California has a significant edge when it comes to combating the nursing shortage. The state saw about 30,000 more registered nurses move in than out during the first two years of the pandemic, according to a Sept. 19 Los Angeles Times report.
There are two key factors that attract nurses to the state, nurses and industry leaders told the news outlet: workplace protections and high pay. While the state has a high cost of living, it's also the top-paying state for nurses. BLS data shows the average RN salary in the state is more than $133,000 — 50 percent higher than the national average.
Meanwhile, California is the only state to mandate specific minimum nurse staffing levels across different hospital units, which nurses credit with managing workloads and preventing burnout.
"I don't know if I could work anywhere else," Lynsey Kwon, RN, a nurse who recently moved to California from Virginia, told the news outlet.
While working at a Virginia hospital, she said the policy was to have one nurse for every three stroke patients, but more often than not, she was responsible for more patients. Now, after two years as a nurse at a 412-bed hospital in California, Ms. Kwon said she's never had more patients than what's mandated in the ratios and makes nearly twice her previous earnings.
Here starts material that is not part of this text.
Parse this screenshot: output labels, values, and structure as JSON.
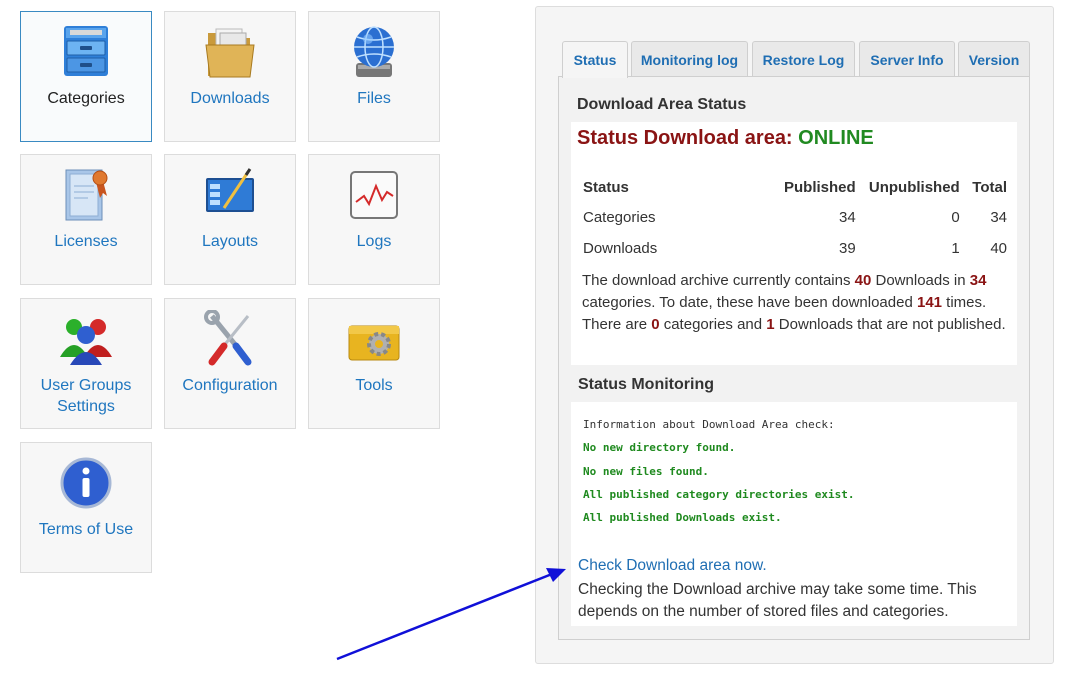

Overall, California still has a nursing shortage, but the influx of nurses to the state boosted its nurse population 8.3 percent from 2019, according to a University of California San Francisco report cited by the LA Times.
Nurse-to-patient ratios continue to be a point of contention between nursing groups and hospital groups nationwide, with hospital officials affirming mandating staffing minimums is not a one-size fits all approach and that they do not take into account team-based nursing models. Several other states on the West Coast have recently adopted their own versions of nurse staffing ratios, which tend to be more flexible by requiring hospitals to establish committees to set their own staffing ratios.